To all using FMid, please change the "calignjmp 4" -> "calignjmp 8",
uploaded a test version by mistake.

Posted: Sun Oct 15, 2006 2:39 am
by SoulReaper
Nice to see Assembler :)

Reminds me of the Z80/6809E/68000 Assembler days Respect :!: :roll: :wink:

Regards
Kevin :) :wink:

Posted: Wed Oct 18, 2006 1:13 am
by Amundo
Reminds me of the Z80/6809E/68000 Assembler days
Ahh, the 6809....there never was a better hybrid of 8 and 16-bit microprocessor technology....there'll never be a better instruction set...

Posted: Wed Oct 18, 2006 1:27 am
by Joakim Christiansen
Hey Fred, we wont allow this! (people making faster functions than the inbuilt) :P

Posted: Wed Oct 18, 2006 1:41 am
by dracflamloc
On the contrary, its great to speed up processing of DracScript!

Now if someone can convert standard pb functions and parameters which internally use this fast method it'd make life and integration much better!

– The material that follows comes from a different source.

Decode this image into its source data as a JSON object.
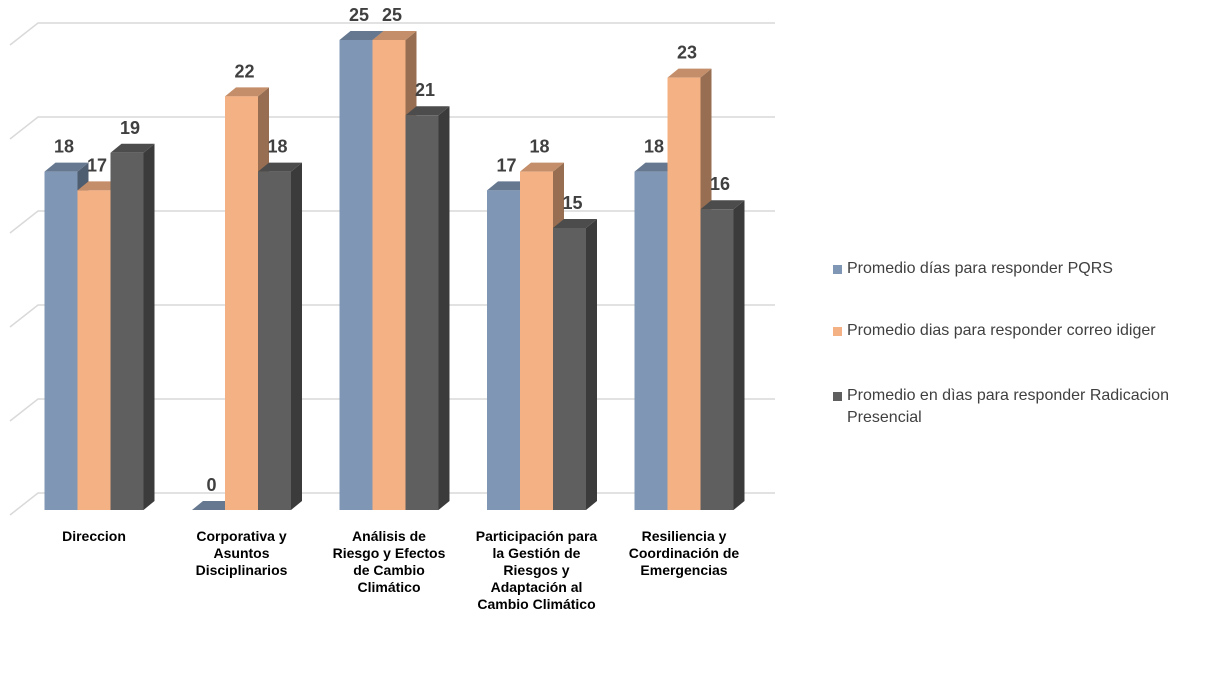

Posted: Wed Oct 18, 2006 6:07 am
by JCV
nice! :D thx

Posted: Thu Oct 19, 2006 8:17 pm
by technicorn
@dracflamloc:

There are three lines in the sourcecode you can use to make PB use FMid as if it is a normal Mid in all places:

Code: Select all

; Uncommend the next 3 lines, if you want to replace 
; Mid with FMid in all places: 
; Macro Mid(string, start, length) 
;   FMid2(@string,start,length) 
; EndMacro 
so you don't have to change your code to pass string pointers to FMid.